The following is an excerpt from the book, Winning the Talent Wars, written by Bruce Tulgan:
Performance in the new economy must be dazzling. Nothing less will do.
So how do you achieve that level of performance in a company which still has a traditional approach to managing people? Turn the managers into coaches.
John Madigan, like Filemon Lopez, is a supercoach in the business world. He is vice president for Information Technology Human Resources at the Hartford, one of the oldest, most traditional insurance companies in the world, and also one of the largest at $13.5 billion a year with more than twenty-five thousand employees. I met him when he stood up in the middle of a speech I was delivering at the Hartford, walked center aisle, and hugged me. (it’s a long story.) Very cool guy. People centered. Highly intelligent. Insightful. Energetic. Demanding. Not subtle. Everybody who works for him loves him. Exactly the kind of guy you want coaching hot talent in your organization.
Says Mr. Madigan, “I’ve had lots of high potentials working for me and they can be a real pain in the neck. They are smart, challenging, always have a better way to do something, often challenge the status quo openly. To old-fashioned types, this seems like a lack of control on the manager’s part. Channeling talented people in the right direction can be extremely rewarding but can also be tiring, like having a gifted child who keeps you, as a parent, hopping.” To cope with that challenge, Mr. Madigan coaches people throughout his organization every single day in one-on-one meetings and also by “seizing the moment whenever it presents itself.”
Unfortunately, this is the exception in an old-fashioned company like the Hartford: “Most managers say they would love to have a bunch of high potentials working for them,” says Mr. Madigan. “However, they don’t have a clue about how to manage really good people…At the Hartford, the traditional approach centered on the position and its level in the organization which brought with it power over resources …. Also, people were socialized to expect consistency and stability at work and to work at the same job or employer a long time ….The old-fashioned style of management worked OK even a decade ago when organizations were still more hierarchical and bureaucratic, less networked and reliant on relationships and influence than they are today.
“Those days are gone,” says Mr. Madigan. “The problem now is whole organizations can change overnight. Some people find themselves working for three different companies in the course of eighteen months, never having left the office they occupied before (due to mergers, acquisitions, buyouts). We definitely have to change the culture around managing people.”

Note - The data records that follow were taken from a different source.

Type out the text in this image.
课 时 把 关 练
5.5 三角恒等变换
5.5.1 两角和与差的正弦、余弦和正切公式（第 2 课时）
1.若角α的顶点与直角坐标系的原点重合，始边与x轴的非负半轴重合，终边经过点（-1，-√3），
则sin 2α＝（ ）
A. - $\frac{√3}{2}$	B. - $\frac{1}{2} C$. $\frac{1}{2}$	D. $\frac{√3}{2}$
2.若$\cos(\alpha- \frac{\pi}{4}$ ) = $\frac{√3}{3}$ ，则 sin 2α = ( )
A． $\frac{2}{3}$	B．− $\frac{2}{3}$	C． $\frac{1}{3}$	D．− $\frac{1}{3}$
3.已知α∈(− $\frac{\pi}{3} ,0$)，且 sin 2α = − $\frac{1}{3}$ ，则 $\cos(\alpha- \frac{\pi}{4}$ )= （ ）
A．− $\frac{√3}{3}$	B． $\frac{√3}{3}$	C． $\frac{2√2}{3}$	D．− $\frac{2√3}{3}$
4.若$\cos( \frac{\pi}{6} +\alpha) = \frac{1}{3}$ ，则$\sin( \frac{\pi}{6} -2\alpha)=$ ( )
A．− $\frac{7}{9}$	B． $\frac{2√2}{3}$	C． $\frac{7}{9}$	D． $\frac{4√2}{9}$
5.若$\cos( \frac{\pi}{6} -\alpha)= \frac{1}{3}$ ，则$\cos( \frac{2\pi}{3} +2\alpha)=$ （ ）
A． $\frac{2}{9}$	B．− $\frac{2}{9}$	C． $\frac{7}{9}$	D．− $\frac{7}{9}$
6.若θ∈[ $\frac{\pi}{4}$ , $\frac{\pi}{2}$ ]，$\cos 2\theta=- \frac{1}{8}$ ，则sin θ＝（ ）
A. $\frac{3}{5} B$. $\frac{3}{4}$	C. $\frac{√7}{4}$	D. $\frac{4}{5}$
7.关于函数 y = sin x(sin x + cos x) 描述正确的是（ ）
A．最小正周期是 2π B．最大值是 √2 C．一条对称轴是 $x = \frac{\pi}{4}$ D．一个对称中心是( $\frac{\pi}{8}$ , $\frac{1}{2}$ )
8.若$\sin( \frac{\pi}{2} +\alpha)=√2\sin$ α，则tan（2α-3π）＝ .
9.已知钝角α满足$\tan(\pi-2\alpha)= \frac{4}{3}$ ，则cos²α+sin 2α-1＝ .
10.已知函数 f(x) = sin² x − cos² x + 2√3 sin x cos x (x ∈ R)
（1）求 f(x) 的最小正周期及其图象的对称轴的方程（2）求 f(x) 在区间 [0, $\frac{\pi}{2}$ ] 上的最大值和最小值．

Mr. Madigan and his team surveyed the IT organization at the Hartford and asked people to describe the best leader for whom they worked. “Many either specifically referred to that leader as a good coach or described good coaching behavior.” At a subsequent leadership conference, the managers in the organization “asked for a way to get better at coaching.” Under Mr. Madigan’s leadership, the IT organization at the Hartford has made a commitment to coaching, and now trainers are busy teaching coaching skills to hundreds of managers throughout the ranks.
“We believe that developing a coaching style in our leaders will help us maximize peoples’ contribution to the organization and help us reduce turnover… The challenge [we] face is keeping the momentum. It’s too easy to lapse back into old behavior.” The other big challenge according to Mr. Madigan? Making coaching skills a key selection criteria for choosing new leaders at the Hartford.